As I write this, policymakers in Washington are grappling with the incredibly difficult issue of avoiding the “fiscal cliff.” Never in my memory has both the short-term and long-term outlook for the U.S. economy been so dependent on a single act of Congress.
If Congress does what needs to be done, then the U.S. economy will quickly gain momentum. The distractions of the recent election notwithstanding, the major macro-economic indicators are showing promise. The stock market has steadily increased during the past three years. Corporate profits are at or very near all-time highs. The employment data is rising.

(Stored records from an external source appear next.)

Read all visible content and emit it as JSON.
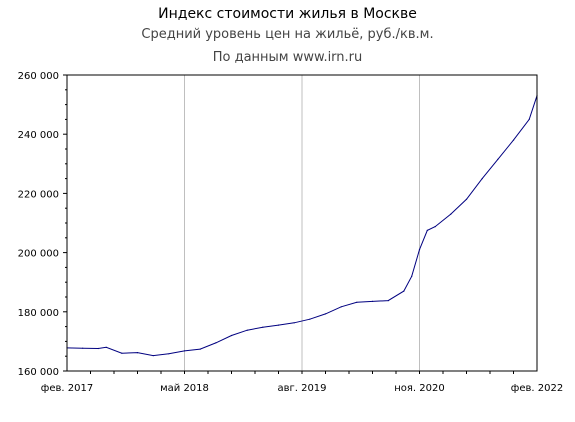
{
  "chart_data": {
    "type": "line",
    "title": "Индекс стоимости жилья в Москве",
    "subtitle": "Средний уровень цен на жильё, руб./кв.м.",
    "source": "По данным www.irn.ru",
    "xlabel": "",
    "ylabel": "",
    "ylim": [
      160000,
      260000
    ],
    "yticks": [
      160000,
      180000,
      200000,
      220000,
      240000,
      260000
    ],
    "ytick_labels": [
      "160 000",
      "180 000",
      "200 000",
      "220 000",
      "240 000",
      "260 000"
    ],
    "xlim": [
      "2017-02",
      "2022-02"
    ],
    "xticks": [
      "2017-02",
      "2018-05",
      "2019-08",
      "2020-11",
      "2022-02"
    ],
    "xtick_labels": [
      "фев. 2017",
      "май 2018",
      "авг. 2019",
      "ноя. 2020",
      "фев. 2022"
    ],
    "grid": true,
    "series": [
      {
        "color": "#000080",
        "x": [
          "2017-02",
          "2017-04",
          "2017-06",
          "2017-07",
          "2017-09",
          "2017-11",
          "2018-01",
          "2018-03",
          "2018-05",
          "2018-07",
          "2018-09",
          "2018-11",
          "2019-01",
          "2019-03",
          "2019-05",
          "2019-07",
          "2019-09",
          "2019-11",
          "2020-01",
          "2020-03",
          "2020-05",
          "2020-07",
          "2020-09",
          "2020-10",
          "2020-11",
          "2020-12",
          "2021-01",
          "2021-03",
          "2021-05",
          "2021-07",
          "2021-09",
          "2021-11",
          "2022-01",
          "2022-02"
        ],
        "values": [
          167800,
          167700,
          167600,
          168000,
          166000,
          166200,
          165200,
          165800,
          166800,
          167400,
          169500,
          172000,
          173800,
          174800,
          175500,
          176300,
          177500,
          179300,
          181700,
          183200,
          183500,
          183800,
          187000,
          192000,
          201000,
          207500,
          208800,
          213000,
          218000,
          225000,
          231500,
          238000,
          245000,
          253000
        ]
      }
    ]
  }
}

Perhaps most importantly for processors of packaging products, the recovery in the residential housing and real estate sectors are finally accelerating. It’s not that housing and real estate sectors are large end-markets for packaging. But rather, these sectors are the best indicators of Americans’ propensity to consume all types of goods. The trends in retail sales at grocery stores and healthcare stores, as well as consumer spending for nondurable household goods—all good indicators of the demand for plastics packaging—are connected to the trends in housing.
The real problem is confidence levels, both among business leaders and consumers, and that is directly connected to the travails in Washington. We endured a long, grueling, and divisive election cycle. But now that the election is over, there is some real pent-up desire to get back to the business of becoming more productive. This desire will be unleashed as soon as a solution to the fiscal cliff is passed. If a solution is not reached in a timely manner, then the economy will enter a recession.
Let’s assume for the sake of my outlook that the elected policymakers are able to avoid a catastrophe. If that happens, then overall demand for plastics packaging products will increase in 2013. The expansion will start slowly because it will take some time to get the economy cranked up from its present state of limbo. But by the end of the second quarter the pace of economic acceleration should be noticeable to everyone. My current forecast calls for an overall gain of 4% in U.S. production of plastic packaging products in 2013.
There will be some issues with resin prices in the near term, but these problems should become less acute in the coming years. The U.S. petrochemical industry is rapidly converting to the use of more domestically-produced natural gas. This should result in lower prices for resins.
Another factor that may hold resin prices down is an increasing supply of recycled materials. The overall rate of recycling in the U.S. has not changed much in recent years, but there seems to be a slow rise in awareness of this issue. It is still too early to determine just how large an impact the sustainability programs of major retailers such as Wal-Mart will have on this nation’s recycling rates, but they could be a significant factor in the years to come.
WHAT THIS MEANS TO YOU
•Plastic bag and bottle bans by municipalities have risen, but the plastics industry’s response has improved greatly. This issue will not go away in 2013, but I expected it to lose steam gradually.
•Profit levels for companies that process food and kindred products are an important factor in the development of new packaging.
•Packaging design in the future will be driven less by aesthetic appeal and more by sustainability factors such as recyclability and content information.